The Snack

The Snack June 9, 2010

I hate bugs. I try to pretend like I don’t, I try not to react to dramatically to finding bugs, because don’t want my kids to think that they are anything to be afraid of. But deep down, I detest them.

And I am not sure why. As a child I loved bugs, I was the kind of kid that felt bad when my dad killed a wolf spider. I caught lighting bugs and ladybugs, and ran to show my mom caterpillars, and rescued crickets (with my bare hands!) out of the house to release them back into the wild. But no longer. Something must have happened to me at some point, because now I do not like bugs.

When we moved up north, there were some definite environmental changes. I had never experienced a -40 winter before, the air is alot drier, summer seems much shorter. But my favorite part of moving up here, has been the shortage of scary bugs. O sure, we have mosquitoes, and flies, and wasps and ants. But I think that’s about it.

In the almost 2 years since our move, I have never encountered a bug I was to terrified to kill myself.

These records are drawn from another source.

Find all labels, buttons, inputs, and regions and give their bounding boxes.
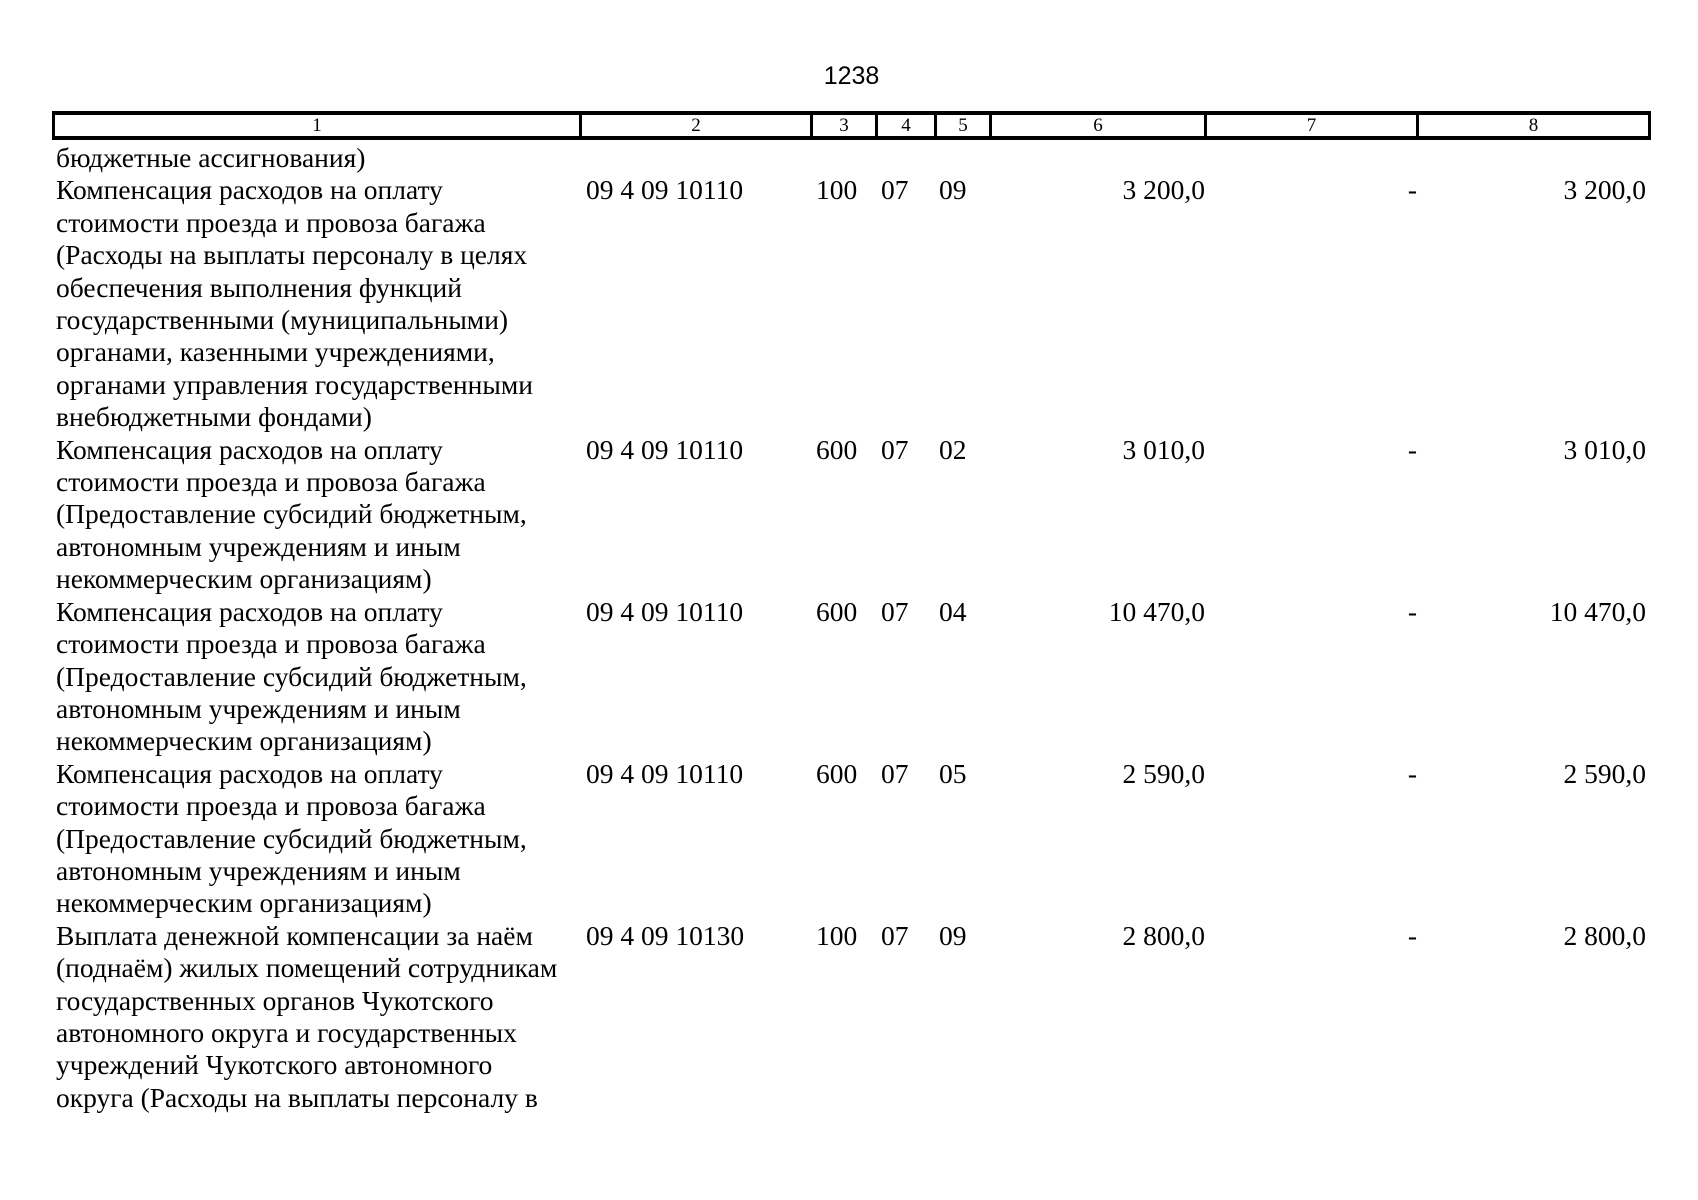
table-body: бюджетные ассигнования) Компенсация расхо… xyxy=(55,142,1648,1114)
column-header-1: 1 xyxy=(55,115,582,136)
row-value-cell: 10 470,0 xyxy=(1108,595,1205,627)
row-value-cell: 05 xyxy=(939,757,967,789)
row-value-cell: 100 xyxy=(816,919,858,951)
row-name-cell: Компенсация расходов на оплату стоимости… xyxy=(56,757,527,919)
row-value-cell: 100 xyxy=(816,174,858,206)
page-number: 1238 xyxy=(823,62,880,90)
row-value-cell: 09 4 09 10130 xyxy=(586,919,745,951)
row-value-cell: 3 010,0 xyxy=(1122,433,1206,465)
row-name-cell: бюджетные ассигнования) xyxy=(56,142,366,173)
row-value-cell: 07 xyxy=(881,757,909,789)
row-value-cell: 09 xyxy=(939,174,967,206)
row-value-cell: 10 470,0 xyxy=(1549,595,1646,627)
row-value-cell: 2 590,0 xyxy=(1563,757,1647,789)
column-header-8: 8 xyxy=(1528,115,1539,136)
row-value-cell: 09 4 09 10110 xyxy=(586,433,744,465)
row-value-cell: 2 800,0 xyxy=(1122,919,1206,951)
row-name-cell: Выплата денежной компенсации за наём (по… xyxy=(56,919,558,1113)
row-value-cell: 02 xyxy=(939,433,967,465)
row-name-cell: Компенсация расходов на оплату стоимости… xyxy=(56,433,527,595)
column-header-4: 4 xyxy=(878,115,937,136)
row-name-cell: Компенсация расходов на оплату стоимости… xyxy=(56,174,533,433)
row-value-cell: 2 800,0 xyxy=(1563,919,1647,951)
row-value-cell: 09 4 09 10110 xyxy=(586,595,744,627)
row-value-cell: 3 200,0 xyxy=(1122,174,1206,206)
row-value-cell: 600 xyxy=(816,595,858,627)
row-value-cell: 09 4 09 10110 xyxy=(586,757,744,789)
column-header-3: 3 xyxy=(813,115,878,136)
row-value-cell: - xyxy=(1407,919,1417,951)
row-value-cell: - xyxy=(1407,433,1417,465)
row-value-cell: - xyxy=(1407,757,1417,789)
column-header-5: 5 xyxy=(937,115,992,136)
row-value-cell: - xyxy=(1407,174,1417,206)
row-value-cell: 09 4 09 10110 xyxy=(586,174,744,206)
row-value-cell: 07 xyxy=(881,919,909,951)
row-value-cell: 600 xyxy=(816,757,858,789)
table-header-row: 1 2 3 4 5 6 7 8 xyxy=(52,111,1651,140)
row-value-cell: 2 590,0 xyxy=(1122,757,1206,789)
row-value-cell: 07 xyxy=(881,174,909,206)
row-value-cell: 600 xyxy=(816,433,858,465)
row-value-cell: 3 200,0 xyxy=(1563,174,1647,206)
row-value-cell: 04 xyxy=(939,595,967,627)
row-value-cell: 3 010,0 xyxy=(1563,433,1647,465)
row-value-cell: 07 xyxy=(881,595,909,627)
row-name-cell: Компенсация расходов на оплату стоимости… xyxy=(56,595,527,757)
column-header-2: 2 xyxy=(582,115,813,136)
row-value-cell: 09 xyxy=(939,919,967,951)
column-header-7: 7 xyxy=(1207,115,1419,136)
row-value-cell: - xyxy=(1407,595,1417,627)
column-header-6: 6 xyxy=(992,115,1207,136)
row-value-cell: 07 xyxy=(881,433,909,465)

No more quarter sized spiders in the corner of the shower, no more strange looking beetle/hornet looking insects that require being covered with a bowl until hubby comes home to kill it. (Yes, I am that pathetic.) It is one of the few things about living here that make me never want to move back south.

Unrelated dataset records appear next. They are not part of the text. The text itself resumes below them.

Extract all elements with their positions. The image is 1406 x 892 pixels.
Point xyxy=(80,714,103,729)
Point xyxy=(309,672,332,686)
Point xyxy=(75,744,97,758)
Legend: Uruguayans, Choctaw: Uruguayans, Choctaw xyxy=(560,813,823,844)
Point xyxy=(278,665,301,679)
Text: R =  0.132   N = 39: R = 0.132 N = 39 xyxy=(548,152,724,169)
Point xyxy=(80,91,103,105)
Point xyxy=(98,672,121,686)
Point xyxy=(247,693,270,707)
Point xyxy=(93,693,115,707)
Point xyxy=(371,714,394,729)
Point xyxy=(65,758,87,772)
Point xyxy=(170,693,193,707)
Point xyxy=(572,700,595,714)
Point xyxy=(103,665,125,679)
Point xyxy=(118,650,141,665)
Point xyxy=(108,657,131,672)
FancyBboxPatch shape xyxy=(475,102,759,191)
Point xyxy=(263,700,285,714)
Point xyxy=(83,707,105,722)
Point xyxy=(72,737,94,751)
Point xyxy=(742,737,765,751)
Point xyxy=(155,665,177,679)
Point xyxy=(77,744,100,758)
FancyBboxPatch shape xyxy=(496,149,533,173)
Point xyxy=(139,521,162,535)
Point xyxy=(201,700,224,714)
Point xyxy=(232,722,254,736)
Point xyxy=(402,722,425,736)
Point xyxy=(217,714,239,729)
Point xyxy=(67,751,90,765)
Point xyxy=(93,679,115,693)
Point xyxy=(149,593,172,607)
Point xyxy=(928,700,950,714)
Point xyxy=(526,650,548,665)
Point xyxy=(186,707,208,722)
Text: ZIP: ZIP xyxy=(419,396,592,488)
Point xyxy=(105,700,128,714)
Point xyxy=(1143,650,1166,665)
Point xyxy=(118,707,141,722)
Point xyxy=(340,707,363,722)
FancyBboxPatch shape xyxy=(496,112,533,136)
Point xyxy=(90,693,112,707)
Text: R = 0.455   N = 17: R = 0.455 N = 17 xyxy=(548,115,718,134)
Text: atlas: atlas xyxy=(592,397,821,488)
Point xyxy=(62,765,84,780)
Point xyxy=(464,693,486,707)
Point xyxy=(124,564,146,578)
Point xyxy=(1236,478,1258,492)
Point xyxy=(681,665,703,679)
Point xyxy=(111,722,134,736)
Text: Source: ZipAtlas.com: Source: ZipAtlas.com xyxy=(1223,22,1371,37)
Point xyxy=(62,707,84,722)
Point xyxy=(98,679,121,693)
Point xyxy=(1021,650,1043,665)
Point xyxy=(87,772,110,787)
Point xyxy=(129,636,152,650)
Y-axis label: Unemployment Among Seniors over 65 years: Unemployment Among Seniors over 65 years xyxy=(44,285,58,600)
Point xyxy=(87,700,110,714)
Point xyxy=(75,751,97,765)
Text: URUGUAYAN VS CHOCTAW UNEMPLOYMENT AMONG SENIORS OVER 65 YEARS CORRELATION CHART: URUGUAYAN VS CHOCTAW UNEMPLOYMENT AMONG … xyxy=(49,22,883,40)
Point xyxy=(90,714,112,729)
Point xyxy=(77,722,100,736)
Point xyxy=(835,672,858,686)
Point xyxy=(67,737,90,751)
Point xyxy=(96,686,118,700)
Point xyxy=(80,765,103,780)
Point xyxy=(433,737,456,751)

On vacation, at a rest stop early in the morning, I could tell that we were further south the minute I saw the dead June bugs lying on the sidewalk. And the dragonflies swooping around. And the mammoth ants dragging around items four times their size.

After a potty break, and helping Ms. Action change out of her pajama’s and into her clothes, I headed straight up the hill to the brand new picnic area. Ah yes, nice clean concrete, not a bug in sight. Here I could peacefully rearrange my diaper bag and let my children play without fear of large creep crawlies.

Baby Girl was fighting to get out of her car-seat, so I unbuckled her and after changing her into a dry diaper I set her down at the picnic bench and she happily marched around the picnic table holding onto the benches. I set Ms. Drama up on the table to change her out of her pajama’s. Everything was going so smoothly, Ms Action ran around in the grass exclaiming over one thing or another, Hubby stomped around stretching his legs, Ms. Drama was changed and put down to run around with her sister.

But unbeknownst to me, Baby Girl had stopped doing her laps around the table. When I looked down I saw her sitting under the table working away at something in her mouth. I picked her up to fish out the pebble or whatever it was and when I dug into her mouth my finger came out with the abdomen of a bug about the size of a pea, and a leg or two.

I will never know what kind of bug it was, because my blood ran cold as soon as I saw it. And I flung it as far away from my baby as possible. With a shriek I pried open her mouth and dug out the shreds of the hapless bug, throwing legs and guts every which way. My husband must have thought that the baby was being attacked from the way I was jumping around and shaking her, because he came running. Although he failed to see the intensity of the situation, after all it was just a bug.

A HUMONGOUS DISMEMBERED HALF INGESTED BUG!

Eeeeeeewwwwwww. I makes me shudder even now to think about it. After thoroughly cleaning out my babies mouth as much as I could and force feeding her several ounces of juice from her bottle to wash away the rest. I finally let my protesting baby down on the ground again. (I am not sure if she was protesting over the flavour of said bug, or because of the removal of her snack.) I guarded my children against all bugs for the rest of the stop, and even as we walked back to the car to get back on the road, I was still shaking.

I think we may end up staying in Canada.